INS urges hospitals to consider the business case for infusion teams and/or specialist. As Hadaway and Wise, et al. (2013) emphasize, "Given the current rates of complications, costs, waste, and inefficiencies in our current processes, there is little doubt that each hospital or medical center must devote attention to infusion therapy—an invasive therapy that touches virtually all patients entering the facility. We propose that each facility make an assessment of their current outcomes related to infusion services. This assessment should include peripheral and central catheter-associated infections; catheter-associated air emboli; and infiltration and extravasation and the resulting compartment syndrome, necrotic ulcers, and nerve injuries related to all VADs. Consider the fact that the first list of 10 hospital-acquired conditions included three, or 30 percent, that are infusion-related: vascular device-associated infection, air emboli, and blood incompatibility.

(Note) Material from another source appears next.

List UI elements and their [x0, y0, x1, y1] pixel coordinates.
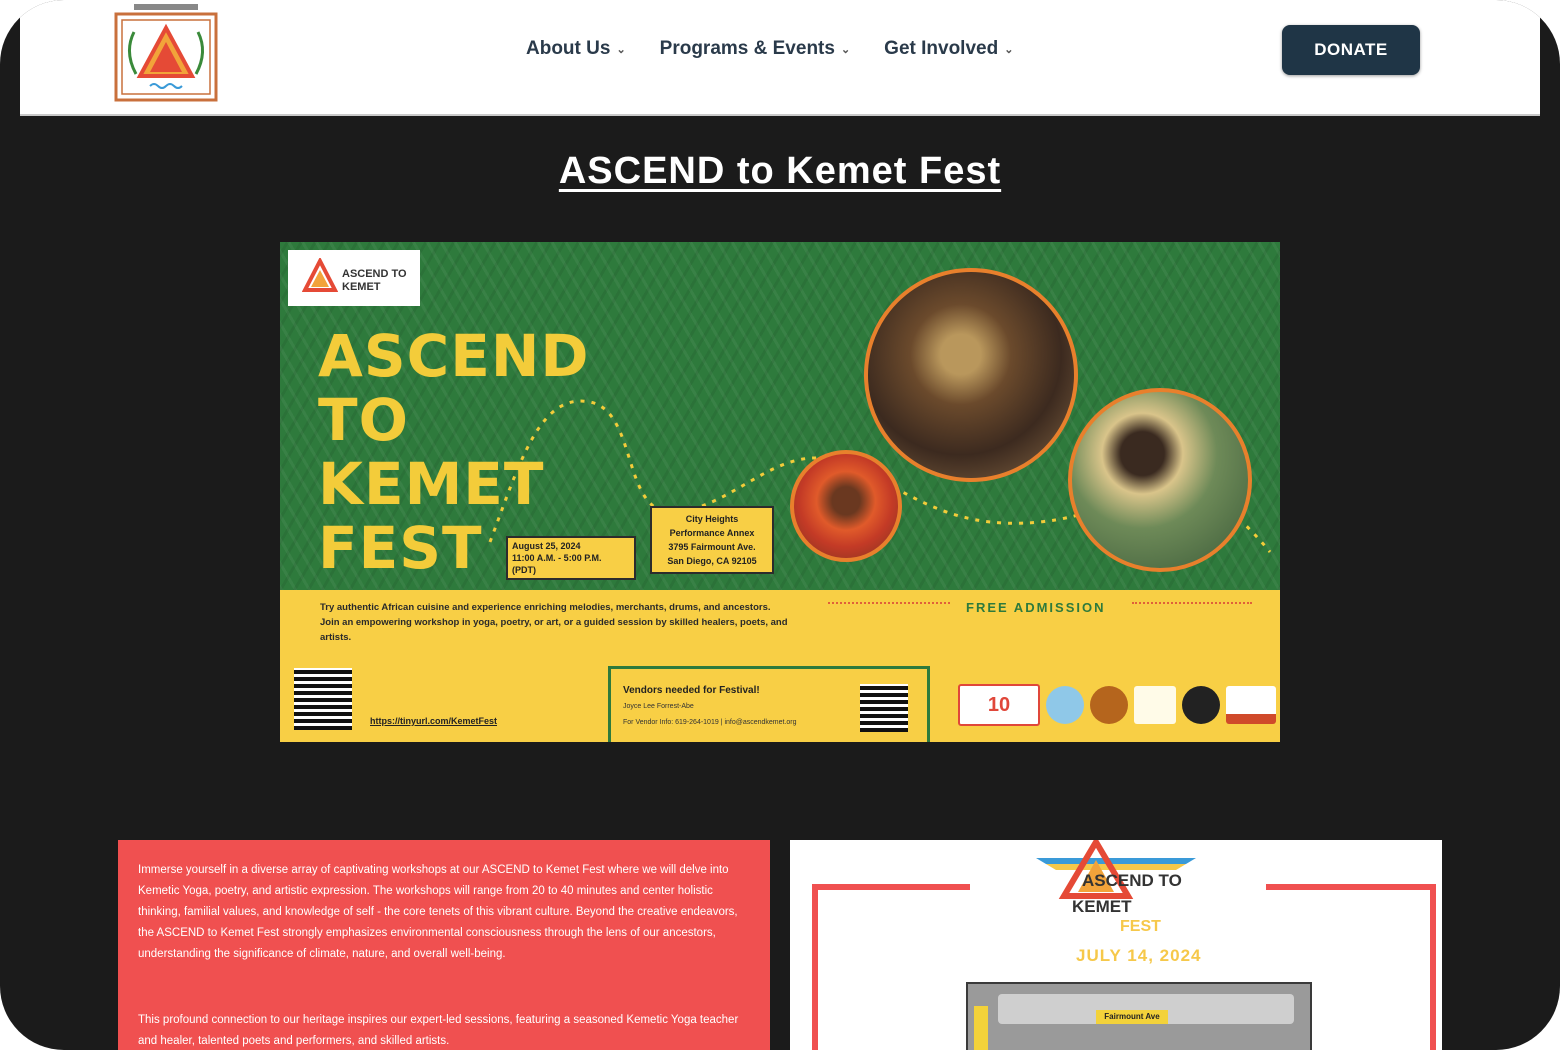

Moreover, ECRI Institute’s 2012 list of health technology hazards includes 3 of 10 hazards that are infusion related—alarm hazards, medication administration errors using infusion pumps, and needlesticks and other sharps injuries. The current fiscal constraints of healthcare require a careful assessment of the current methods for delivery of these vital infusion services."

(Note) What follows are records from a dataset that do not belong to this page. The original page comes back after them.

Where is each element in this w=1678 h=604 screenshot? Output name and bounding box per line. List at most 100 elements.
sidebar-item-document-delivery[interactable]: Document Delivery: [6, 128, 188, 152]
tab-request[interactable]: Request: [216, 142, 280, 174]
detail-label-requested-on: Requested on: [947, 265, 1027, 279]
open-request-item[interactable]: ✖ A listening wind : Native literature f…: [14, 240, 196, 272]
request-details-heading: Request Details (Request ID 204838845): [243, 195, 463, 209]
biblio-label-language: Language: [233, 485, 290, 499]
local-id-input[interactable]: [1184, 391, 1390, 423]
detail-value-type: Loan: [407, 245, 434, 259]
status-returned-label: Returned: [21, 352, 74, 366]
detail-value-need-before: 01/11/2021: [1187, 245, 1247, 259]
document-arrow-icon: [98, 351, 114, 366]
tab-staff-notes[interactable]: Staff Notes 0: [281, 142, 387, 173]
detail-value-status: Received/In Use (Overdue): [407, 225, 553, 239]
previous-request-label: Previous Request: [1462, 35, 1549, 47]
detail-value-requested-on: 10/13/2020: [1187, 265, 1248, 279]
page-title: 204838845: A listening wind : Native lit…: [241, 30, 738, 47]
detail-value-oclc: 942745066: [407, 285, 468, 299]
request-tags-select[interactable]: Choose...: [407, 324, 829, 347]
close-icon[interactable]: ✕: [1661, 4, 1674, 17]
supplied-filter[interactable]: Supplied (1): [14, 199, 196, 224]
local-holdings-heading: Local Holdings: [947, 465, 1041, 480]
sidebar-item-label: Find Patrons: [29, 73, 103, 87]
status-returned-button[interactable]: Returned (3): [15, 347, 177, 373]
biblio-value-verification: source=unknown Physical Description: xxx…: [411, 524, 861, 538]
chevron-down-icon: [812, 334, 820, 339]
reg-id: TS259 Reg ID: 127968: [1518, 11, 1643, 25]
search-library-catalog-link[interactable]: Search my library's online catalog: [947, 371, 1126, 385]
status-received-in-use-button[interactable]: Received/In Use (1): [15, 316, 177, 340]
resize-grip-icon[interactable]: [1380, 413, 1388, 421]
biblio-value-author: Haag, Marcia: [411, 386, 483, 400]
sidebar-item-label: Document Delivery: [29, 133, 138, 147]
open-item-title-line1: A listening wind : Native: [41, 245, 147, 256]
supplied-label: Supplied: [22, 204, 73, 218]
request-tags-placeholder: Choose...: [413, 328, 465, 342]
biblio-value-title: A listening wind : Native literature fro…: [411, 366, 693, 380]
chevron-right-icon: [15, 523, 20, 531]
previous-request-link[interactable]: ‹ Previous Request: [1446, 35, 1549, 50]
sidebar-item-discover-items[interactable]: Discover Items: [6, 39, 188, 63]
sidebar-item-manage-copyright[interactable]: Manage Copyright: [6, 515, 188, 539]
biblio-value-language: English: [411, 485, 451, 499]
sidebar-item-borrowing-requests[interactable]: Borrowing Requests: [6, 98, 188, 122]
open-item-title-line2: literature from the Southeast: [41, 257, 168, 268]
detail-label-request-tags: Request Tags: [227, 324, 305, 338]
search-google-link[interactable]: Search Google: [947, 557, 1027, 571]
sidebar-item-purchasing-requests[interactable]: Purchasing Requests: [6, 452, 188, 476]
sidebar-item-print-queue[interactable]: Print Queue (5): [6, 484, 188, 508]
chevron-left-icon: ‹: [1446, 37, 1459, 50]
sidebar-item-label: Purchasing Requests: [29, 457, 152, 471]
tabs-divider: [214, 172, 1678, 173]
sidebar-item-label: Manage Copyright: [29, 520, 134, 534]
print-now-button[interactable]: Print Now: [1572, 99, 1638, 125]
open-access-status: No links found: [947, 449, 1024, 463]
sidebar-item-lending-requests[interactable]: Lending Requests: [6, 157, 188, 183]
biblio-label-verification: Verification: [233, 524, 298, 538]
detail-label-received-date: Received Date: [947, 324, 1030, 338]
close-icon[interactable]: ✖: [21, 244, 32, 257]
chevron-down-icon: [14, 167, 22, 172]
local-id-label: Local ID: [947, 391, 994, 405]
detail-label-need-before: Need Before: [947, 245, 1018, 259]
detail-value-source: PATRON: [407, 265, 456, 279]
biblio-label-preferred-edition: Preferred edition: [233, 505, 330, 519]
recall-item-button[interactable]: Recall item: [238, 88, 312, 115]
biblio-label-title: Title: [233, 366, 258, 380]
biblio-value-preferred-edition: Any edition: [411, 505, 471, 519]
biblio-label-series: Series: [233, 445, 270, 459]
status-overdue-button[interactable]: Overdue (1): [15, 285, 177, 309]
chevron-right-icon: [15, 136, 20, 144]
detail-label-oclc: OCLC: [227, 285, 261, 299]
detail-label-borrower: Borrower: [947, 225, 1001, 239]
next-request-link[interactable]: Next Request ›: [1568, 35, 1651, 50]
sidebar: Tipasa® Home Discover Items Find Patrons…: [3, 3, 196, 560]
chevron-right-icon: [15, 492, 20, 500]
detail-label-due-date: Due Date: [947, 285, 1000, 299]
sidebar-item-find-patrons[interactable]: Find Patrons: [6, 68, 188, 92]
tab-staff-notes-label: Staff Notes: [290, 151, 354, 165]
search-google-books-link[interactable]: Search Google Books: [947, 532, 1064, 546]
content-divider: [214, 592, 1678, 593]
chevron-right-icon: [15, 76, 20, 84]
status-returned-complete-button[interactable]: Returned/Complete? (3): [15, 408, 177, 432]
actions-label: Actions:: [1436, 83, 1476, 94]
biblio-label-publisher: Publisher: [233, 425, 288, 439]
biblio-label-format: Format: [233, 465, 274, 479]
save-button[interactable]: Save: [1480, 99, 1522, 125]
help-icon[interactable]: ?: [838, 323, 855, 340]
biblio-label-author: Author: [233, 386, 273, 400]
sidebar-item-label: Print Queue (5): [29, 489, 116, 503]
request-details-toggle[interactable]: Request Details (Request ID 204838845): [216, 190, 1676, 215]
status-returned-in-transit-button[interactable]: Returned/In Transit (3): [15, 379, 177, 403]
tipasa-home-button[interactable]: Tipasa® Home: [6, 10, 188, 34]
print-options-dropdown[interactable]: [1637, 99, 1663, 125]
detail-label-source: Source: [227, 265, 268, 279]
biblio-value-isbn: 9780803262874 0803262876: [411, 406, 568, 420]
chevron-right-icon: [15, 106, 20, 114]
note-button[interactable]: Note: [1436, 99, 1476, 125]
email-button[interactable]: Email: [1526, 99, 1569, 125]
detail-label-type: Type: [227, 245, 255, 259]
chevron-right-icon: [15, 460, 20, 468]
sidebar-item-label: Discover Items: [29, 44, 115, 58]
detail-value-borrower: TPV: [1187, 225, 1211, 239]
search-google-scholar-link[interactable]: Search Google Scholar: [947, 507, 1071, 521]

Hadaway and Wise, et al. (2013) continue, "Delivery methods for providing safe patient care with positive, lower-cost outcomes may vary between facilities. For some, it may mean continuation of a primary-care model, although improving outcomes will need to be facilitated by a heavy investment in staff development. For others, the most cost-effective method may be to invest in the development or expansion of an infusion team. Regardless of the chosen approach, it is clear that a lack of attention to this invasive and potentially dangerous therapy increases problems, complications, patient dissatisfaction, and costs. A focus on the business aspects of infusion delivery in acute care hospitals is required. INS believes that this attention will serve to concurrently improve clinical outcomes as well."
Hadaway L, Wise M, Orr M, Bayless A, Dalton L and Guerin G. Making the Business Case for Infusion Teams: The Purpose, People, and Process. 2013.
Hadaway L, Dalton L and Mercanti-Erieg L. Infusion Teams in Acute Care Hospitals: Call for a Business Approach. An Infusion Nurses Society White Paper. 2014.